Выбрать главу

— Я не трус! — Буранбай вспыхнул.

— А! Кто ж это подозревает! Начнется война, пойдешь воевать. А пока сиди в Верхнеуральске, около башкирской земли, ты кураист, ты певец, ты нужен башкирскому народу… Выпьем-ка кумыса, братец, — и Бурангул снял с деревянного гвоздя тяжелый бурдюк, налил пенящийся белый напиток в деревянные чашки. — Пей, кустым, поди, горло пересохло с дороги.

Гость тянул маленькими глотками, смакуя, наслаждаясь, вытер рукавом усы, крякнул:

— Э-эх, богатырский напиток!

— Как, силы прибавилось?

— Утроились силы, агай, такая бодрость, и кровь закипела.

— А! Поистине, кустым, наш кумыс — услада и исцеление от недугов, — и вдруг начальник сказал деловым тоном: — Слушай, тебе подполковник Ермолаев не намекал?

— На что? — не понял Буранбай.

— О благодарности. О подарке… Надо же сделать ему подношение за должность.
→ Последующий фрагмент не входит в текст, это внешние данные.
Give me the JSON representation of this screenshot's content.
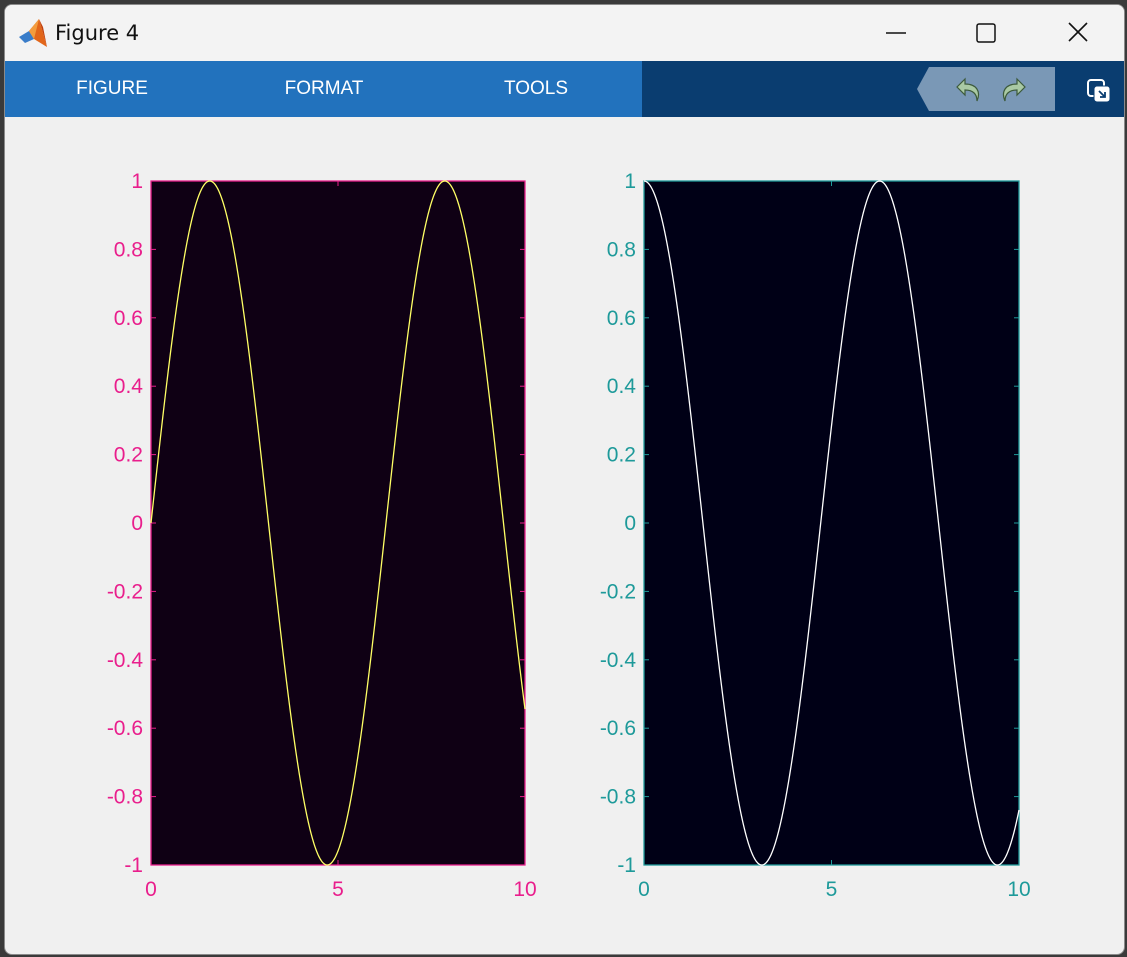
{
  "window": {
    "title": "Figure 4",
    "minimize_icon": "minimize-icon",
    "maximize_icon": "maximize-icon",
    "close_icon": "close-icon"
  },
  "toolstrip": {
    "tabs": [
      {
        "label": "FIGURE"
      },
      {
        "label": "FORMAT"
      },
      {
        "label": "TOOLS"
      }
    ],
    "undo_icon": "undo-icon",
    "redo_icon": "redo-icon",
    "undock_icon": "undock-icon"
  },
  "chart_data": [
    {
      "type": "line",
      "series": [
        {
          "function": "sin(x)",
          "color": "#ffff66",
          "x_range": [
            0,
            10
          ]
        }
      ],
      "xlim": [
        0,
        10
      ],
      "ylim": [
        -1,
        1
      ],
      "xticks": [
        "0",
        "5",
        "10"
      ],
      "yticks": [
        "-1",
        "-0.8",
        "-0.6",
        "-0.4",
        "-0.2",
        "0",
        "0.2",
        "0.4",
        "0.6",
        "0.8",
        "1"
      ],
      "axes_color": "#e91e8c",
      "background": "#0f0014",
      "grid": false
    },
    {
      "type": "line",
      "series": [
        {
          "function": "cos(x)",
          "color": "#ffffff",
          "x_range": [
            0,
            10
          ]
        }
      ],
      "xlim": [
        0,
        10
      ],
      "ylim": [
        -1,
        1
      ],
      "xticks": [
        "0",
        "5",
        "10"
      ],
      "yticks": [
        "-1",
        "-0.8",
        "-0.6",
        "-0.4",
        "-0.2",
        "0",
        "0.2",
        "0.4",
        "0.6",
        "0.8",
        "1"
      ],
      "axes_color": "#1e9a9a",
      "background": "#000016",
      "grid": false
    }
  ]
}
Ну я все сам обделаю и тебе потом скажу, — успокоил он встревожившегося Буранбая, — а сейчас возьми курай и порадуй меня песней. «Баяс» помнишь?
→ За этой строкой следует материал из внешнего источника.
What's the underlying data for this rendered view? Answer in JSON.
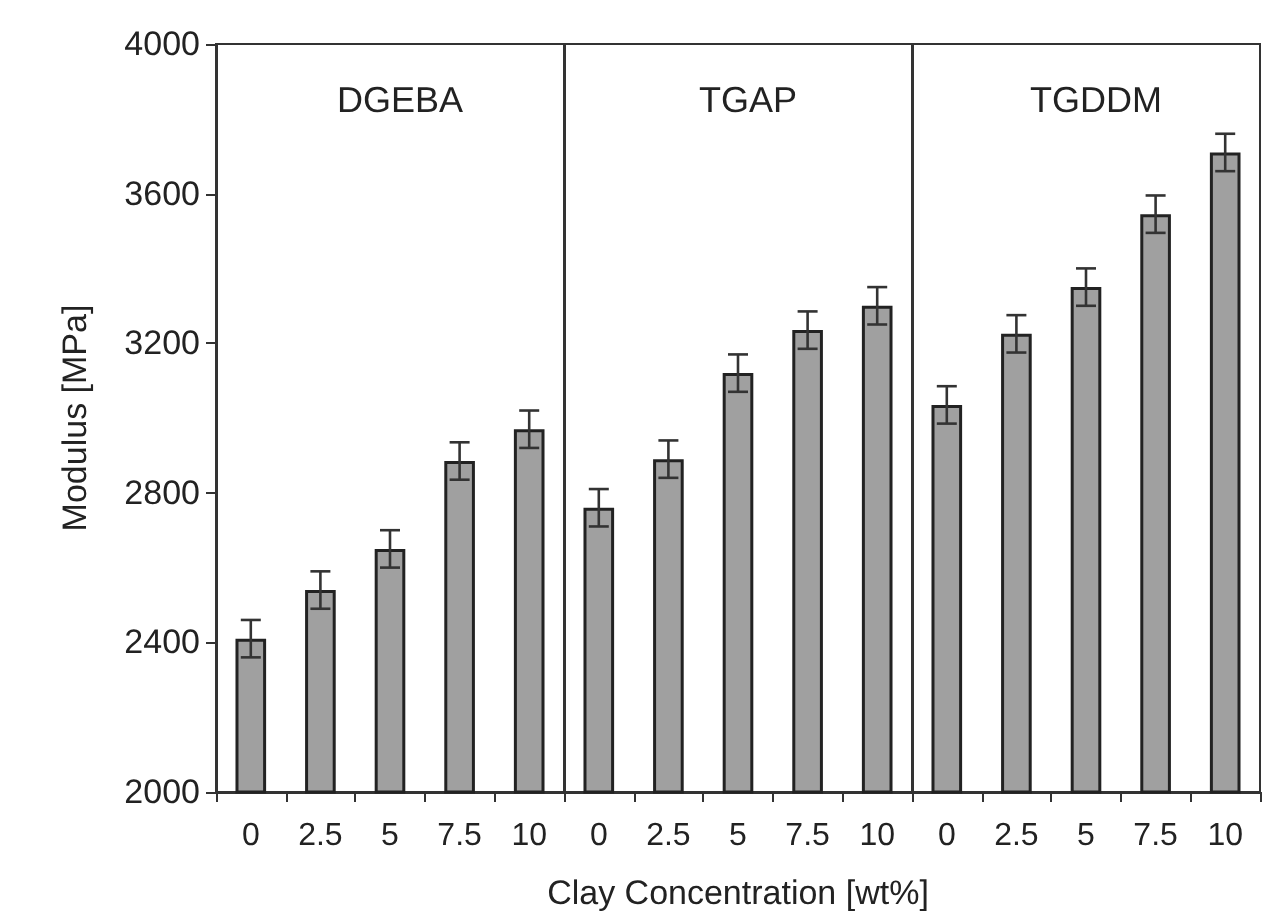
{
  "chart_data": [
    {
      "type": "bar",
      "title": "DGEBA",
      "ylabel": "Modulus [MPa]",
      "categories": [
        "0",
        "2.5",
        "5",
        "7.5",
        "10"
      ],
      "values": [
        2410,
        2540,
        2650,
        2885,
        2970
      ],
      "errors": [
        50,
        50,
        50,
        50,
        50
      ],
      "color": "#a0a0a0",
      "ylim": [
        2000,
        4000
      ],
      "yticks": [
        2000,
        2400,
        2800,
        3200,
        3600,
        4000
      ],
      "grid": false
    },
    {
      "type": "bar",
      "title": "TGAP",
      "xlabel": "Clay Concentration [wt%]",
      "categories": [
        "0",
        "2.5",
        "5",
        "7.5",
        "10"
      ],
      "values": [
        2760,
        2890,
        3120,
        3235,
        3300
      ],
      "errors": [
        50,
        50,
        50,
        50,
        50
      ],
      "color": "#a0a0a0",
      "ylim": [
        2000,
        4000
      ],
      "yticks": [
        2000,
        2400,
        2800,
        3200,
        3600,
        4000
      ],
      "grid": false,
      "tick_labels": "x"
    },
    {
      "type": "bar",
      "title": "TGDDM",
      "categories": [
        "0",
        "2.5",
        "5",
        "7.5",
        "10"
      ],
      "values": [
        3035,
        3225,
        3350,
        3545,
        3710
      ],
      "errors": [
        50,
        50,
        50,
        50,
        50
      ],
      "color": "#a0a0a0",
      "ylim": [
        2000,
        4000
      ],
      "yticks": [
        2000,
        2400,
        2800,
        3200,
        3600,
        4000
      ],
      "grid": false,
      "tick_labels": "x"
    }
  ]
}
Он закрыл глаза, откинулся на спинку кресла, и вскоре ресницы его увлажнились, ибо голос курая, волшебно-нежный, словно соловьиный, затосковал-заплакал о несбывшейся любви.

Бурангул буквально переживал песню о погибшей любви, губы его дрожали, мокрые ресницы трепетали, дыханье прерывалось, и душа скорбела.

Музыка скрепила дружбу, родство, единокровие, судьбу начальника и его питомца.

— А-а! — простонал Бурангул, едва мелодия умолкла, будто последнее дуновение степного ветерка. — Какая беда, какое горе сотворило эту песню!

Буранбай быстро отвернулся — он-то знал, чью погибшую любовь оплакивал голос его курая.

Для успокоения и хозяина и себя Буранбай снял со стены домбру, провел по разрозненно зазвеневшим струнам.

— Во времена Салавата башкиры играли главным образом на кубызе и на домбре. Домбра хороша тем, что музыкант и поет и сам себе подыгрывает. Муллы тогда запрещали домбру, считая, что грешно играть на ней, — ведь она сделана руками человека, а курай из тростника, сотворенного самой природой.

— Нынче попадаются и медные кураи, — заметил начальник.

— Это повелось от медных труб русских военных оркестров; так я лично считаю.

Буранбай проверил пальцами звучанье струн, прислушался — домбра звенела гармонично, значит, не расстроена.

И запел, умеряя силу молодого, неукротимо крепкого голоса:

Хай, да по дороге джигиты скачут На резвых аргамаках. Хай, да по дороге Пугач идет Громить царское войско.
Хай, да по дороге полки едут, Пыль столбом до небес. Пугач царских начальников Велел казнить при народе…

Начальнику кантона песня не понравилась — заерзал в кресле, с испугом покосился на дверь: плотно ли закрыта.

Хай, да по дороге войско идет, Пугач его предводитель. Кончится ли нужда народная Без лютых царских начальников?..

— Остановись, братец, помолчи! — воскликнул Бурангул. Певец же, словно опьяненный музыкой и песней, продолжал:

Хай, да по дороге Пугач едет, Кафтан казачий, сабля башкирская. Земли-воды помещиков и баев Отдал бедному люду.

Вскочив, Бурангул вырвал из рук певца домбру, швырнул ее в угол, струны всхлипнули от обиды, задребезжали.

— Злом за мое добро, за благоволение платишь? — с угрозой спросил начальник, подступая со стиснутыми кулаками к гостю. — Вора и грабителя Пугачева славишь?! А нас, значит, как баранов резать? Не зря, видно, на тебя жалобы строчат!

— Агай, благодетель и покровитель, не хотел тебя обижать, — чистосердечно признался Буранбай. — Разные начальники водятся. Не все же угнетатели! Морадым, Кусим, Алдар… Батырша, Юлай, Салават… Да мало ли справедливых! И к тебе, агай, народ относится уважительно.

Слаще меда пришлась похвала начальнику, успокоенно перевел он дыхание.

— Верно, кустым, у башкир всегда бывали добрые начальники. И я, грешный, стараюсь поступать в делах по божьим заветам и по народным обычаям. Но ты, братец, о Пугаче забудь, забудь, чтоб ни слова… Донесут Ермолаеву, что в моем доме славят кровопийцу, врага царицы Катерины, и несдобровать тебе… Я-то откуплюсь, — подумав, добавил он, — а тебе, кустым, ай-хай, — тюрьма, ссылка!